Ni Danlei, Wu Jiayi, Pan Jingjing, Liang Yajing, Xu Zihui, Yan Zhiying, Xu Kequn, Wei Feifei
Department of Oncology, The Third Affiliated Hospital of Nanjing Medical University, Changzhou, China.
Front Genet. 2025 Jan 3;15:1475378. doi: 10.3389/fgene.2024.1475378. eCollection 2024.
Pancreatic ductal adenocarcinoma (PDAC) is a highly aggressive malignancy characterized by a dismal prognosis. Treatment outcomes exhibit substantial variability across patients, underscoring the urgent need for robust predictive models to effectively estimate survival probabilities and therapeutic responses in PDAC.
Metabolic and immune-related genes exhibiting differential expression were identified using the TCGA-PDAC and GTEx datasets. A genetic prognostic model was developed via univariable Cox regression analysis on a training cohort. Predictive accuracy was assessed using Kaplan-Meier (K-M) curves, calibration plots, and ROC curves. Additional analyses, including GSAE and immune cell infiltration studies, were conducted to explore relevant biological mechanisms and predict therapeutic efficacy.
An 8-gene prognostic model (AK2, CXCL11, TYK2, ANGPT4, IL20RA, MET, ENPP6, and CA12) was established. Three genes (AK2, ENPP6, and CA12) were associated with metabolism, while the others were immune-related. Most genes correlated with poor prognosis.

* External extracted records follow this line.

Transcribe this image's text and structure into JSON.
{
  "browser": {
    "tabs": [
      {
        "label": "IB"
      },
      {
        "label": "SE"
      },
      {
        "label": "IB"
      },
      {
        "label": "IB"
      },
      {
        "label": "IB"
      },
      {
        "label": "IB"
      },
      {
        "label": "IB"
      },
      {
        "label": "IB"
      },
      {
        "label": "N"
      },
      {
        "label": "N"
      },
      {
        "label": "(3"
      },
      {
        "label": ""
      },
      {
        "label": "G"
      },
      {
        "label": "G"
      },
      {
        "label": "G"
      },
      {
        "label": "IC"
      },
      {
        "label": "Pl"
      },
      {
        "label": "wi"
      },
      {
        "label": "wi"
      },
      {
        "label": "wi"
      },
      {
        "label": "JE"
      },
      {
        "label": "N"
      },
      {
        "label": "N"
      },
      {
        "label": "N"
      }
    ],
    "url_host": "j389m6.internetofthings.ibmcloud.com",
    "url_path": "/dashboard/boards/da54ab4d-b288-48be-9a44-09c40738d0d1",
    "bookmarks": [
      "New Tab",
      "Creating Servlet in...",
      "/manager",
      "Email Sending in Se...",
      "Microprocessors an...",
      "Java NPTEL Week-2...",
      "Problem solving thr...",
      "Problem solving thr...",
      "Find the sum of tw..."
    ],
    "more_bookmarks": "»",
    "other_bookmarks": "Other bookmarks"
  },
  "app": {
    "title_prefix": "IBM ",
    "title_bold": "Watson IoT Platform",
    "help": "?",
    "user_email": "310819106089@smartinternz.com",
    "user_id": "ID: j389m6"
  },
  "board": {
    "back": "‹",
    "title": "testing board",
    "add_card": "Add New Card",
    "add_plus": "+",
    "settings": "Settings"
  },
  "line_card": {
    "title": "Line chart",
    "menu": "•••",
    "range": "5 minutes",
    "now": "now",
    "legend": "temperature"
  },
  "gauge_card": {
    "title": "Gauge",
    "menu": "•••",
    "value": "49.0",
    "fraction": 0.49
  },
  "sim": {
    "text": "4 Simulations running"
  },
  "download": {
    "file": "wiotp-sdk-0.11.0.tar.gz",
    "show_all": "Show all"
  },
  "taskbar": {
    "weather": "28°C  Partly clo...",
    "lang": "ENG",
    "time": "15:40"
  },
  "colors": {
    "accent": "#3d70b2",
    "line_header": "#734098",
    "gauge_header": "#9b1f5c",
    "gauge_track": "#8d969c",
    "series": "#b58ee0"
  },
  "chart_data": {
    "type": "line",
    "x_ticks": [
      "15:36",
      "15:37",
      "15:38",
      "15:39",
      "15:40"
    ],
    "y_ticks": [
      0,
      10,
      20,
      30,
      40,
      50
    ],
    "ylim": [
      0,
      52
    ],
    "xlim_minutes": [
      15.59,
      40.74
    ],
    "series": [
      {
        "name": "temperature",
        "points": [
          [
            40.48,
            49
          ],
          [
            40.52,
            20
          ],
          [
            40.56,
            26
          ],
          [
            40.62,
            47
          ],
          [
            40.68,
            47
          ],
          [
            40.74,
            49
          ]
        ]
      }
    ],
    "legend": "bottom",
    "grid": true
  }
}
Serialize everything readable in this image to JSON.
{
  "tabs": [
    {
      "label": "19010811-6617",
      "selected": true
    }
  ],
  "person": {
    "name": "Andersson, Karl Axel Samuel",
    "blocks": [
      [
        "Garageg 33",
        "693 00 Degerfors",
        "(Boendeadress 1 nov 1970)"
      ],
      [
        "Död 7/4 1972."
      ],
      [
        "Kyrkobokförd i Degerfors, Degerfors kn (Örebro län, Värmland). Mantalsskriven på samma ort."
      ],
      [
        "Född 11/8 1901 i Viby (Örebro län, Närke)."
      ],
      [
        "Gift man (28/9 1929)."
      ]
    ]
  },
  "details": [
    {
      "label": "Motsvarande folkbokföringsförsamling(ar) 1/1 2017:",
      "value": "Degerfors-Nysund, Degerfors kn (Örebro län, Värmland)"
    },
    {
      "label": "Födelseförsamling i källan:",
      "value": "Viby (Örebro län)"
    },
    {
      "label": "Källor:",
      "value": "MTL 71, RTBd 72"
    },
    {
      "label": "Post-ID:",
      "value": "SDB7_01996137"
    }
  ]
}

Validation in TCGA-PDAC and GSE57495 datasets demonstrated robust performance, with AUC values for 1-, 3-, and 5-year OS exceeding 0.7. The model also effectively predicted responses to adjuvant therapy.
This 8-gene signature enhances prognostic accuracy and therapeutic decision-making in PDAC, offering valuable insights for clinical applications and personalized treatment strategies.
胰腺导管腺癌(PDAC)是一种侵袭性很强的恶性肿瘤,预后很差。不同患者的治疗结果差异很大,这突出表明迫切需要强大的预测模型来有效估计PDAC患者的生存概率和治疗反应。
使用TCGA-PDAC和GTEx数据集鉴定出表达存在差异的代谢和免疫相关基因。通过对训练队列进行单变量Cox回归分析,建立了一个基因预后模型。使用Kaplan-Meier(K-M)曲线、校准图和ROC曲线评估预测准确性。进行了包括基因集富集分析(GSAE)和免疫细胞浸润研究在内的其他分析,以探索相关生物学机制并预测治疗效果。
建立了一个包含8个基因的预后模型(AK2、CXCL11、TYK2、ANGPT4、IL20RA、MET、ENPP6和CA12)。其中3个基因(AK2、ENPP6和CA12)与代谢相关,其他基因与免疫相关。大多数基因与不良预后相关。在TCGA-PDAC和GSE57495数据集中的验证表明该模型性能良好,1年、3年和5年总生存期的AUC值超过0.7。该模型还能有效预测辅助治疗的反应。
这个8基因特征增强了PDAC的预后准确性和治疗决策能力,为临床应用和个性化治疗策略提供了有价值的见解。